By Bethany Maines
Recently, I spent an hour at our historical documents library chasing down the names of the trolley stops between Tacoma and Spanaway Lake in the year 1914. Why, I hear you ask? What possible strange writer thing could I be up to? Is there a new novel in the works featuring a motorman’s adventures trying to the clear the name of a fellow conductor whose trolley appeared to take a turn too fast and go over an embankment fiery ball of flames in turn of the century Tacoma Washington? No, although now that you mention it, I would totally read that novel.
In fact this research mission was related to my day job – graphic design.

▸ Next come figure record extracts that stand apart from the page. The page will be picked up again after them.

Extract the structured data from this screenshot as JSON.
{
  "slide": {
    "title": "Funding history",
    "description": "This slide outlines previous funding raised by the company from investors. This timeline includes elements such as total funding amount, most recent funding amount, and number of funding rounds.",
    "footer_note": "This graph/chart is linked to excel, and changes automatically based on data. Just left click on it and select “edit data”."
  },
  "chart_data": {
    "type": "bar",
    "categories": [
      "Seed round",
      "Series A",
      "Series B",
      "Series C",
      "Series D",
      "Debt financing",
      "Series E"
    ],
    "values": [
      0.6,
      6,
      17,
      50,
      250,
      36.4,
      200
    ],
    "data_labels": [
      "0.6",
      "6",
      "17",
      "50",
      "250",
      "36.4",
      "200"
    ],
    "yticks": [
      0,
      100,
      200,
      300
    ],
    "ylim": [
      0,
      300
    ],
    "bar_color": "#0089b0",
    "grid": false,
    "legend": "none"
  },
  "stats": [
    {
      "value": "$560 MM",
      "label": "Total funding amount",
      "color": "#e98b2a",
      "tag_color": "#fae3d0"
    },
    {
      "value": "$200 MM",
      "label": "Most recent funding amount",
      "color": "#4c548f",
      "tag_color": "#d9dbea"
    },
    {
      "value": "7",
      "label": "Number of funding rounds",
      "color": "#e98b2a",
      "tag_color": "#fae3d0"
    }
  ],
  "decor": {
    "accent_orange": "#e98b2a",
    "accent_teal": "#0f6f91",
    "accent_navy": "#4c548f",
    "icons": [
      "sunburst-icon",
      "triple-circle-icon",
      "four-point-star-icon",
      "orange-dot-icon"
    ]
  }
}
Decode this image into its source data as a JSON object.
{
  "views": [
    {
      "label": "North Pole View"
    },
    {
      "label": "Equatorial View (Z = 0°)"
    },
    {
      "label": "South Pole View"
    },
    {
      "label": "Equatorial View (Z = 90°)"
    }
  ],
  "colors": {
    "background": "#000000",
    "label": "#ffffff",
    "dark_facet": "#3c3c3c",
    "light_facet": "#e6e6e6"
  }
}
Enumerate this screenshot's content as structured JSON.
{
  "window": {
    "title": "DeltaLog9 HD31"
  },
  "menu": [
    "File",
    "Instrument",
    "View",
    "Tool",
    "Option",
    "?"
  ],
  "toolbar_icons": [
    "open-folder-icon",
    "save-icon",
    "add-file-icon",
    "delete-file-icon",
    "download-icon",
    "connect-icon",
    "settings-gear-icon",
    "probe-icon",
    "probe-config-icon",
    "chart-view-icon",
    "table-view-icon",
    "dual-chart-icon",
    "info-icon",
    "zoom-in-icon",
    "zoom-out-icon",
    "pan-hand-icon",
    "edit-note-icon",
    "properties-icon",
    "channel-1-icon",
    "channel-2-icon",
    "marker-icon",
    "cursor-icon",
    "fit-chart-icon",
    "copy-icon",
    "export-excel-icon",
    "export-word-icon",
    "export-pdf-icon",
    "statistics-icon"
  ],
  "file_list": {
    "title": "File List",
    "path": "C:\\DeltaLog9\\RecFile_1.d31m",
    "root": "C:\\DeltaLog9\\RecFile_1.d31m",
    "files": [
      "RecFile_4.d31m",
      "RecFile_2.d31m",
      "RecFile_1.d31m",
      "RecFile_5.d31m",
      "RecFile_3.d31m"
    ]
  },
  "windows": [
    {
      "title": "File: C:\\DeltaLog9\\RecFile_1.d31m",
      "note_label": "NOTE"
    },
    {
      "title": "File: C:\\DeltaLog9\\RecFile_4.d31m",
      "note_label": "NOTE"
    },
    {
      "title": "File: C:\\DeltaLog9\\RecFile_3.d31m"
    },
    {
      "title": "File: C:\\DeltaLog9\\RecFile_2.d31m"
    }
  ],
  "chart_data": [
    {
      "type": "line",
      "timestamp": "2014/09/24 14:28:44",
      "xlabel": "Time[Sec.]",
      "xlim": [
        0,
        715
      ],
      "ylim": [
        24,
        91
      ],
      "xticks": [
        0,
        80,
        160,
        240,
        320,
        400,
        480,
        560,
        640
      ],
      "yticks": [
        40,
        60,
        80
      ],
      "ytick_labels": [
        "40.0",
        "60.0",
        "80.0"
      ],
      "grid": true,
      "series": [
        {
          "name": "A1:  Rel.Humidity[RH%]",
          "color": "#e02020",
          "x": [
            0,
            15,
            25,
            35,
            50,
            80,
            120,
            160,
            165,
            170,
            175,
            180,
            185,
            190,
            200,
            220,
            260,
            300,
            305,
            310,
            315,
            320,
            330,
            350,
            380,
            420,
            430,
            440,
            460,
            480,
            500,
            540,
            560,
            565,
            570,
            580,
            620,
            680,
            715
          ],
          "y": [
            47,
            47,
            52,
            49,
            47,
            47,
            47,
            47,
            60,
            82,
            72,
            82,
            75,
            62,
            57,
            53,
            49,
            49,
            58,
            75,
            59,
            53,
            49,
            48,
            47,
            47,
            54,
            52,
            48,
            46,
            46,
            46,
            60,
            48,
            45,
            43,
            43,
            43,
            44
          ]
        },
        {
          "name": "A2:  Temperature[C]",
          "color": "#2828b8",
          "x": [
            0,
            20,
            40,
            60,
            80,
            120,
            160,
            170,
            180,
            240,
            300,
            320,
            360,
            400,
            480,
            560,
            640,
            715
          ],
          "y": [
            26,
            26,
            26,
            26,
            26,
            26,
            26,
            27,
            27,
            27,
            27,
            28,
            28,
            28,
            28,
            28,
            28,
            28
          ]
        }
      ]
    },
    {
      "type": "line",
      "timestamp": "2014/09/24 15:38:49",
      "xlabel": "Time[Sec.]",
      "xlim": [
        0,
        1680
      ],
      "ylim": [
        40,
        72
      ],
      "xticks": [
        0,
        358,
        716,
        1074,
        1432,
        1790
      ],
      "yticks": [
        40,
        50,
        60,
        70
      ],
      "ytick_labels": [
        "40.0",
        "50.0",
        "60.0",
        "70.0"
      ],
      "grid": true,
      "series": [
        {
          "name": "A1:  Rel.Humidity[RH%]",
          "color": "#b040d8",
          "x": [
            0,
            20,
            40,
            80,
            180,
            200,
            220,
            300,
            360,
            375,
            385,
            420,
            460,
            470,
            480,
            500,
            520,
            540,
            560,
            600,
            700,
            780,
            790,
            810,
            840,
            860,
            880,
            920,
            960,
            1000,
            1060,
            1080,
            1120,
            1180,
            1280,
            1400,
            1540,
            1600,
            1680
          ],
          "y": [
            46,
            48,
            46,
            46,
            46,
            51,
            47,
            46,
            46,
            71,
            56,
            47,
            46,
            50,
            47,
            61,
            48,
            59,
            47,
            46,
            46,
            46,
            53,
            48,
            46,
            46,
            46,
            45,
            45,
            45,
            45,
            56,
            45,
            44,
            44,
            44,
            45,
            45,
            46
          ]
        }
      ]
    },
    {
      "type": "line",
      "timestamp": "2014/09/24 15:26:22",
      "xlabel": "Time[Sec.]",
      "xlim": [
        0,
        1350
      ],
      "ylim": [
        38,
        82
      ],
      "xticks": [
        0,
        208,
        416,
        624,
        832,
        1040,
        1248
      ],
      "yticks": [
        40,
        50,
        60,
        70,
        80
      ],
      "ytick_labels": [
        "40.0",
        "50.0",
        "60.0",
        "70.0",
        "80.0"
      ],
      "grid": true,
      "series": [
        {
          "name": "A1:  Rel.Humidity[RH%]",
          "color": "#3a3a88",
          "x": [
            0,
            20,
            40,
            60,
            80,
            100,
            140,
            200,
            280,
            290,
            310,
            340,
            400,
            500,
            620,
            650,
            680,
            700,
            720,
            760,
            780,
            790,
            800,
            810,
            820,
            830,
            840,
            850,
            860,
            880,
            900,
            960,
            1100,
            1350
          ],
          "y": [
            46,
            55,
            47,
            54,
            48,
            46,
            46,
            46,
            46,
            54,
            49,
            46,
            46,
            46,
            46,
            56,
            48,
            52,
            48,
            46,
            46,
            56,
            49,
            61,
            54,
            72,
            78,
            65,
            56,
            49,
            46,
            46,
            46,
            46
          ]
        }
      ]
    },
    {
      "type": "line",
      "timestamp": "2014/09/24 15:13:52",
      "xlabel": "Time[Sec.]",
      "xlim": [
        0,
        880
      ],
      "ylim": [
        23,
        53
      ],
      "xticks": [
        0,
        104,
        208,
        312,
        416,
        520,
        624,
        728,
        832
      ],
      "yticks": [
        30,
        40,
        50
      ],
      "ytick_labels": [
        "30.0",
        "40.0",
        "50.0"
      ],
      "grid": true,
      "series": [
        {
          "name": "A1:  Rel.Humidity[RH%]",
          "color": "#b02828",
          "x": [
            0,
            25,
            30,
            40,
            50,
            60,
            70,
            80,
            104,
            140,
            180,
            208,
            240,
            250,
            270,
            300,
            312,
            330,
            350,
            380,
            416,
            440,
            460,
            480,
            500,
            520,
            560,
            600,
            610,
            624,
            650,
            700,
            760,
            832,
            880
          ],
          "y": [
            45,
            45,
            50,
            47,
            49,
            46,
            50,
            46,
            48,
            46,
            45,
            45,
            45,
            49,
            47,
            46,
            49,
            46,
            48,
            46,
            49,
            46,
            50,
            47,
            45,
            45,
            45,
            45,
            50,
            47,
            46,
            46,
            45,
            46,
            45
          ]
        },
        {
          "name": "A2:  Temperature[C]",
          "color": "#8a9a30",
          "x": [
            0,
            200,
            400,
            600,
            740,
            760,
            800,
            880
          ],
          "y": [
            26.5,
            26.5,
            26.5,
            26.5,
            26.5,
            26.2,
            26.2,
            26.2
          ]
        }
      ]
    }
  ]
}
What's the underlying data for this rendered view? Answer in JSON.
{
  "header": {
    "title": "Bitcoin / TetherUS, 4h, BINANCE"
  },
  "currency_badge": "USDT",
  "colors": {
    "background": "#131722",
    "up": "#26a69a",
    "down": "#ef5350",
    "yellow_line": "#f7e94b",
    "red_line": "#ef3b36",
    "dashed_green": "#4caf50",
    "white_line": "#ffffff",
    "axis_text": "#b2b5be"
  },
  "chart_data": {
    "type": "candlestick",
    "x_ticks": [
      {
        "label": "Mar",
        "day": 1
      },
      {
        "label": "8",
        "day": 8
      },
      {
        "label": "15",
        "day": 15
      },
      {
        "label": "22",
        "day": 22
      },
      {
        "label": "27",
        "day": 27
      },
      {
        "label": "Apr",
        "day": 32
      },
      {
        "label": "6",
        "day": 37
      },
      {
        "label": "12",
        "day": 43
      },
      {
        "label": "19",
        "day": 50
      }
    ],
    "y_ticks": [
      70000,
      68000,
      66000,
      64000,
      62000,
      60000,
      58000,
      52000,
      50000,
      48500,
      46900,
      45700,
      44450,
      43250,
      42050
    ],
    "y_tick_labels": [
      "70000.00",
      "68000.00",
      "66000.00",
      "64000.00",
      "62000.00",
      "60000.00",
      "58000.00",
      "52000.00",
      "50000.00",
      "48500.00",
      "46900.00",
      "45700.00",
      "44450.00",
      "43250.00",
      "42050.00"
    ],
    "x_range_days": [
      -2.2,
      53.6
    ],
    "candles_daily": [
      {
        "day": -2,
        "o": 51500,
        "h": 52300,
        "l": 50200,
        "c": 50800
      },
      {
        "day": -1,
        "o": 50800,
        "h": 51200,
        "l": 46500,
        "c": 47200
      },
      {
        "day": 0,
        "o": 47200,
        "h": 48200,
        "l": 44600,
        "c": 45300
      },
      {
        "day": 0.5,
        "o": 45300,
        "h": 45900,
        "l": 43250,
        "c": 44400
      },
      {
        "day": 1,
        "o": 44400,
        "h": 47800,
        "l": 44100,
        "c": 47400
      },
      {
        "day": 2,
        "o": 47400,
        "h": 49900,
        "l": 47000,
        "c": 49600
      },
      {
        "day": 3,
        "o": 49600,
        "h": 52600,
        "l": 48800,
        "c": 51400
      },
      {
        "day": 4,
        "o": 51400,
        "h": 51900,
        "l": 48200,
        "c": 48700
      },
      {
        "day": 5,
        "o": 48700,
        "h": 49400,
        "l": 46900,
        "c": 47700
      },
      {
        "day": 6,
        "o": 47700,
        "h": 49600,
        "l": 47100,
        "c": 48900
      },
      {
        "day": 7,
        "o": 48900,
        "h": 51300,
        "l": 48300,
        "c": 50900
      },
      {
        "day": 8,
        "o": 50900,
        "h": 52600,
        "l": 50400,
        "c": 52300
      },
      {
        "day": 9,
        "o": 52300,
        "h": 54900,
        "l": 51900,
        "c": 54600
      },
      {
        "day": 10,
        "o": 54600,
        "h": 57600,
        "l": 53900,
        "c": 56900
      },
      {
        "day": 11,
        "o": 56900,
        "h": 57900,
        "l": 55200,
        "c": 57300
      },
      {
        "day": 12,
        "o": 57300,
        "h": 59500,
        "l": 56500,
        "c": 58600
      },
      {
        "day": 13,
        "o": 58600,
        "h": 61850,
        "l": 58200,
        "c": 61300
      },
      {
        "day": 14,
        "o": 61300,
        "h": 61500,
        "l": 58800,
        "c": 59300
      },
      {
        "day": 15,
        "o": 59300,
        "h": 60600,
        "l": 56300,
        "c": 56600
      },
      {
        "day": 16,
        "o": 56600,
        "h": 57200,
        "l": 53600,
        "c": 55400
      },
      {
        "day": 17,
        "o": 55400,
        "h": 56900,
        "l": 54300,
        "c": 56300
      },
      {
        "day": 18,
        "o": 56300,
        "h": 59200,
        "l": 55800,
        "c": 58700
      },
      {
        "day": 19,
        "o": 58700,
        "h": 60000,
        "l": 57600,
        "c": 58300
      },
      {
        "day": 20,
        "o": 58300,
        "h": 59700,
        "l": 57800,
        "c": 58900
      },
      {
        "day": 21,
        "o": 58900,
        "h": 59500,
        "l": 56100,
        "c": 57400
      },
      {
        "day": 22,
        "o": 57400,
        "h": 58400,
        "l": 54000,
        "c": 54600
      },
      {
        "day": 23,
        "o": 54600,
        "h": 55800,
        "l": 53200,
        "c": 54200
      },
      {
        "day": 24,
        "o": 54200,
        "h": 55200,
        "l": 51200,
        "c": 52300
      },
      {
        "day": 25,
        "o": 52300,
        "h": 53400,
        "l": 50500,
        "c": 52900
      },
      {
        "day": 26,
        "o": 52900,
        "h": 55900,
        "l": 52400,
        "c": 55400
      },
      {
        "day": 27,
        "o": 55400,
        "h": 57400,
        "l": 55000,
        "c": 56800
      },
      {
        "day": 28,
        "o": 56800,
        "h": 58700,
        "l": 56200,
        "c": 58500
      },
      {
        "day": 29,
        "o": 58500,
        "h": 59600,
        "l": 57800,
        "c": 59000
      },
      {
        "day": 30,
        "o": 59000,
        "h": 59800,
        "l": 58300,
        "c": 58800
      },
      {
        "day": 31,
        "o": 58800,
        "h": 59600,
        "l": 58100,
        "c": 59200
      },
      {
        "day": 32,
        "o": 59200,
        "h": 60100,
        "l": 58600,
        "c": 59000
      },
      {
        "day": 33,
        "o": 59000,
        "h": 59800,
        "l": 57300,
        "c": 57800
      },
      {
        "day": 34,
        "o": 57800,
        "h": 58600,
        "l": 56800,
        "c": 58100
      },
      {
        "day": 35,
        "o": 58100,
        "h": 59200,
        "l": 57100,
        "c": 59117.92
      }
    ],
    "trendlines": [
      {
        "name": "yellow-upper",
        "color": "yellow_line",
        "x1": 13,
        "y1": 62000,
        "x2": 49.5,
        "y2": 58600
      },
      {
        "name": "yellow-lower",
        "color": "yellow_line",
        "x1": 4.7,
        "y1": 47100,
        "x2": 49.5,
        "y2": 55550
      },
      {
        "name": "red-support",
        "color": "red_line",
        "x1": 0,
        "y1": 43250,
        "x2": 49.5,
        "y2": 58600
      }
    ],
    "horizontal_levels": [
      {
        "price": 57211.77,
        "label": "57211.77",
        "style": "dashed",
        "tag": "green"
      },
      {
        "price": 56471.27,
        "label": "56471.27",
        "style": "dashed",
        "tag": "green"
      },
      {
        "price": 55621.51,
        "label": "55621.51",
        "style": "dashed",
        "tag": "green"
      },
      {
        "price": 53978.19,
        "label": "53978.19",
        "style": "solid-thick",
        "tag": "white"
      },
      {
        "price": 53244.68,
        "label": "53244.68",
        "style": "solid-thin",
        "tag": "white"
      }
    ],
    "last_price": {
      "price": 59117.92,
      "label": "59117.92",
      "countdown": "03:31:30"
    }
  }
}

While it’s rare for a design job to take me to the library, I strongly feel that both hats that I wear revolve around the same theme – I tell stories. Sometimes it’s in words and the stories are of my own in invention and sometimes it’s for a client who wants to showcase their unique narrative either in print or in the case of the trolley client on the side of their building. Yes, they take different skills, but at the end of the day, I feel like there’s a lot of overlap. Each project must have a beginning that sets the stage and leads the viewer/reader into main message and then conclude in a satisfactory manner. I think my ability to spot a narrative aids me in both lines of work. And of course, the benefit to being paid to research strange topics, is that who knows when a novel will require the use of my new found trolley knowledge.